The United States Patent and Trademark Office’s (USPTO) recently proposed patent fee increases could have far-ranging consequences for applicants looking to build a patent family from a single patent application. In this first of a series of blogs, we will discuss the potential consequences of the USPTO’s proposed fee increases for continuing applications, including continuation, divisional, and continuation-in-part applications. Subsequent blogs will discuss the impact of increased cost of terminal disclaimers, and of appeals and Requests for Continued Examination (RCEs). All of these proposed increases will synergistically – and not in a good way – dramatically increase the cost and the risk of building a patent portfolio.

The USPTO Proposals

In an April 3, 2024 Notice of Proposed Rulemaking (NPRM), the USPTO has set forth a new, steeply graduated fee structure for continuing applications. The cost of a regular continuing application (no more than 20 claims, no more than three independent claims) will go up a little less than 10 percent.

In addition, the proposed fees include surcharges for filing a continuing application too long after the “Earliest Benefit Date” (EBD), also known as the “patent term filing date” (the date from which the 20-year patent term is calculated). Continuing applications filed more than five years from the EBD will incur a $2,200 (undiscounted) surcharge, while continuing application filed more than eight years from the EBD will incur a $3,500 (undiscounted) surcharge. So-called small entities receive a 60% discount on these fees, and micro entities would receive an 80% discount.

The USPTO’s rationale for the new fees is that the Office relies on maintenance fees, due periodically after a patent issues, to make up for losses during examination, as the filing, search, and examination fees paid on filing are much less than what it costs the Office to handle a patent application through issuance. Continuing applications filed five or eight years after their EBD will miss at least one maintenance fee, possibly two, so that the Office cannot use those fees as part of cost recovery.

Possible Effects

These newly proposed surcharges could affect filing strategies. Normally, a patent applicant who has a number of inventions and embodiments in a single patent application may wait to file a continuing application until receiving an indication of patentability, to save the cost of a fruitless filing and prosecution. The applicant may file multiple continuing applications as pending applications issue. But with the new surcharges, if an applicant waits too long to file, one or both surcharges could kick in.

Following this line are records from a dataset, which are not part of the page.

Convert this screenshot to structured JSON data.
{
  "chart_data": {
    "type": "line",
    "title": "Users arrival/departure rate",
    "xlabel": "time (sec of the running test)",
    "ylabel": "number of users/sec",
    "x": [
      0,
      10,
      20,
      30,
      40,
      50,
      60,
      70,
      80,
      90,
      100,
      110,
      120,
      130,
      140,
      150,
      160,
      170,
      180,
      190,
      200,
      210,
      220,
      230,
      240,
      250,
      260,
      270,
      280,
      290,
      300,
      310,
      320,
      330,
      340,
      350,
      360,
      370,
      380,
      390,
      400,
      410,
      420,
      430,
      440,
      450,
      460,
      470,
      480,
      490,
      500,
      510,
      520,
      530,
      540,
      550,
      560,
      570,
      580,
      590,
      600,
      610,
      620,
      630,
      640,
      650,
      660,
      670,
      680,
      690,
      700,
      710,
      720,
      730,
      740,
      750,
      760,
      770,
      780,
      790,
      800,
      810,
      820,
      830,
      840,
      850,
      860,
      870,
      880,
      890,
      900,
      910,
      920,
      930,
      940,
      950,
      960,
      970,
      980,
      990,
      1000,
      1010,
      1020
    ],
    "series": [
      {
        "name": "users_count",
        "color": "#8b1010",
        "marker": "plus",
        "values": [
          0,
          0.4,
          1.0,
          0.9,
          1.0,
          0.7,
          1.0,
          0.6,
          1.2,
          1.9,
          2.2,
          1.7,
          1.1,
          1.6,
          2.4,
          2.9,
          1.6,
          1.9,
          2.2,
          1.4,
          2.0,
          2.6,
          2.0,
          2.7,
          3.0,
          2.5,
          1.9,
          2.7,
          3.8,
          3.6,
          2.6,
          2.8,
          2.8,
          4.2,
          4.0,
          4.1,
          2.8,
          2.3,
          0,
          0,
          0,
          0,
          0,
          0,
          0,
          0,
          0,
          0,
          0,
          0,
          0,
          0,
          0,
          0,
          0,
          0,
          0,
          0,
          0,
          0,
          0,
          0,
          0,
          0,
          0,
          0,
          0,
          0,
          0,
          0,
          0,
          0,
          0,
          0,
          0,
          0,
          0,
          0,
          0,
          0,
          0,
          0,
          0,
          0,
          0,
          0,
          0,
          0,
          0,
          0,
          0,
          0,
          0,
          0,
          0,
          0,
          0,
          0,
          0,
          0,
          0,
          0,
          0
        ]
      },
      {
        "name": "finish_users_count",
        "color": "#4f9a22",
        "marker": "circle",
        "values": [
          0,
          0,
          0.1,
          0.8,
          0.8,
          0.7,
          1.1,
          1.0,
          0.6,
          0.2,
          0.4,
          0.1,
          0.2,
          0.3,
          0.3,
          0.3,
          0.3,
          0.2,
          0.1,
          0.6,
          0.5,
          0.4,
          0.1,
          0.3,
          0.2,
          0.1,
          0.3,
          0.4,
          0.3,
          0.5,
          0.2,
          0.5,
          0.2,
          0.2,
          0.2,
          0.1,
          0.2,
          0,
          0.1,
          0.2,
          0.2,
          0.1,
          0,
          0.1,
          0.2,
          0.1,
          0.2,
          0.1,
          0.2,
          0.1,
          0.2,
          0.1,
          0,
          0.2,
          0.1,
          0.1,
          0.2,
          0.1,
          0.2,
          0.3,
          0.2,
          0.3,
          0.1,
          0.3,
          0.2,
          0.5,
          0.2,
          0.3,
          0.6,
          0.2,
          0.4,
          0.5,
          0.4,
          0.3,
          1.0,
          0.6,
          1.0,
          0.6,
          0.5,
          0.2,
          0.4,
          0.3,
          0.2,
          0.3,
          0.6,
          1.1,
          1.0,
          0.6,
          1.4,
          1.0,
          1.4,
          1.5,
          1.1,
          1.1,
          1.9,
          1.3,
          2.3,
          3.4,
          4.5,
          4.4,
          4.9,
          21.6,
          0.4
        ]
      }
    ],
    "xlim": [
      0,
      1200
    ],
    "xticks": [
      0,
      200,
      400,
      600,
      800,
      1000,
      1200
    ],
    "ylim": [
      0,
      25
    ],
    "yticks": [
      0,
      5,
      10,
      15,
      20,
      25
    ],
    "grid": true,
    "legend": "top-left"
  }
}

There are several scenarios which could motivate different filing strategies for continuing applications. In looking at these scenarios, it is worth noting, first, that the USPTO’s projected average time for a first action on a patent application for fiscal year 2025 is 20.7 months, over all technologies (chemical, mechanical, electrical, software, and biotech). Second, when a patent application has a large number of embodiments, that first action from the examiner could be a restriction/election requirement which would require the applicant to select a group of claims, or select a particular group of embodiments, on which to proceed with prosecution. As a result, a first action on the merits could take well over two years from the initial filing. Even if that first action is the only rejection of the application, patent issuance would not come until three years after filing.

The foregoing discussion does not take into account other possibilities for protracted prosecution of the initial application. There could be multiple rejections, multiple requests to continue examination, and even an appeal to the Patent Trial and Appeal Board. In some technologies, and with some examiners, it can take a long time to figure out what is or is not allowable. By the time an applicant has a good sense of allowable subject matter in the application, at least the first (five year) surcharge deadline may well have passed.

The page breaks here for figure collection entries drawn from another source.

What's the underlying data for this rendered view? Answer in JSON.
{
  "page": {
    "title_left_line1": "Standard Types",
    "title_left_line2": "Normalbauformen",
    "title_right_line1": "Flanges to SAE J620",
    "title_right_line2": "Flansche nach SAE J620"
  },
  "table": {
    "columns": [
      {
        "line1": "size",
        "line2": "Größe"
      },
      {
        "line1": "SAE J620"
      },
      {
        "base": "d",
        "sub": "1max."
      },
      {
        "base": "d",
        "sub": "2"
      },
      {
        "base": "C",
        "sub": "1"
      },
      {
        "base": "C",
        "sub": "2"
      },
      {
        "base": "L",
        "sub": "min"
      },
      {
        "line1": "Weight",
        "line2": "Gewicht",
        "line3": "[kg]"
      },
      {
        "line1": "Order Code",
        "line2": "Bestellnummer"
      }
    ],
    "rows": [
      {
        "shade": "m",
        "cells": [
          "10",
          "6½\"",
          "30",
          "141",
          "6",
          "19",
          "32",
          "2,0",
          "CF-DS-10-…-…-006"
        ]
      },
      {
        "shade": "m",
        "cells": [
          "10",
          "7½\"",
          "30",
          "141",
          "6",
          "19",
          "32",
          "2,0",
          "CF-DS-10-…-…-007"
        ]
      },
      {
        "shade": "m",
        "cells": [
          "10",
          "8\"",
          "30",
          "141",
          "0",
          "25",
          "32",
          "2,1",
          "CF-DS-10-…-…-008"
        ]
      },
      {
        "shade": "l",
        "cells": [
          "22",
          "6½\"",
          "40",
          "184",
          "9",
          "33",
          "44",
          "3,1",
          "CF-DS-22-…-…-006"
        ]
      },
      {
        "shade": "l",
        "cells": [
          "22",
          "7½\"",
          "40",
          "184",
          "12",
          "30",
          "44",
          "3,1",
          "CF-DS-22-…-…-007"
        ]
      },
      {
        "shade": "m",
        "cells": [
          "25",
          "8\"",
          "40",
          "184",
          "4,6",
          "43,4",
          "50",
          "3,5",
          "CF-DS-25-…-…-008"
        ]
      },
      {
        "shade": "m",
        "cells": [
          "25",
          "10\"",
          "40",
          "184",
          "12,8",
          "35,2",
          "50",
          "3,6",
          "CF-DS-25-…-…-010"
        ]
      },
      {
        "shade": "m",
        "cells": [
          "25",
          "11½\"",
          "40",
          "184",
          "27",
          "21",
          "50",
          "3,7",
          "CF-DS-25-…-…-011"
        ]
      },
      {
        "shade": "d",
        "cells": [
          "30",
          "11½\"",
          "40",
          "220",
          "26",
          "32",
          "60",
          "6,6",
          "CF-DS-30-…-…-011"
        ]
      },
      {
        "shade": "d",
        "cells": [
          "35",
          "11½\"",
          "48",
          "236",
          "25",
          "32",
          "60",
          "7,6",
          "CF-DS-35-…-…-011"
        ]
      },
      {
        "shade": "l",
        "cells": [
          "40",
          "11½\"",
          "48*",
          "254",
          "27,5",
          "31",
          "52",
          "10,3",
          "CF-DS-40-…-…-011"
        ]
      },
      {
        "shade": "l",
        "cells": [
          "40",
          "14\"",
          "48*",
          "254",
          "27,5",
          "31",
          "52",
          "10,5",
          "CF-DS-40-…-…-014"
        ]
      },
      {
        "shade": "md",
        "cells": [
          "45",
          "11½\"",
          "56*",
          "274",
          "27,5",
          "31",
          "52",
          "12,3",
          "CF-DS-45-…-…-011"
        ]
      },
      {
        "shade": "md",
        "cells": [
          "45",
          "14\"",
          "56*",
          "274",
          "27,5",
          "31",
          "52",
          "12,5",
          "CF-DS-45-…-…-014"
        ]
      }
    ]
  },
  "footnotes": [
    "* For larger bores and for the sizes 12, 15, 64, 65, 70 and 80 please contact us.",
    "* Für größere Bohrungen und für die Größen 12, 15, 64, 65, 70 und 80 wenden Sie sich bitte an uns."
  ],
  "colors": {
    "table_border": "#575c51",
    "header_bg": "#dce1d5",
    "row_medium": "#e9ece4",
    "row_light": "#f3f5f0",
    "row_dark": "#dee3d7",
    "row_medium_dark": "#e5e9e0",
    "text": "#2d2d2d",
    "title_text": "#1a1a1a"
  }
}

Still further, there are an increasing number of U.S. applications which claim priority to a Patent Cooperation Treaty (PCT) international application. With PCT applications, the EBD could be the PCT application’s filing date, which could be as much as 30 months, or two and a half years, before the patent application is filed in the U.S. and prosecution can begin. Thus, continuations of national phase filings filed after allowance are almost certain to incur at least the first surcharge.

Takeaways

Applicants who anticipate creating a family of applications from a single application may wish to consider filing several applications in parallel. The applications may have identical disclosures, but different claims. The applications would proceed in parallel, and may be allowed before either of the surcharges for continuing applications can kick in. An applicant choosing this path would pay more of the filing fees up front for all of the applications filed in parallel, but would avoid the surcharges for later filed continuing applications. Applicants with one or more allowed applications could file continuing applications without incurring the surcharges.

The foregoing strategy could involve filing terminal disclaimers, for which the USPTO is proposing new steeply graduated fees depending on time of filing the terminal disclaimers. We will discuss these proposed fees in a blog, to follow shortly. Timing of filing terminal disclaimers could affect the growth, and in some cases the disposition of a patent family.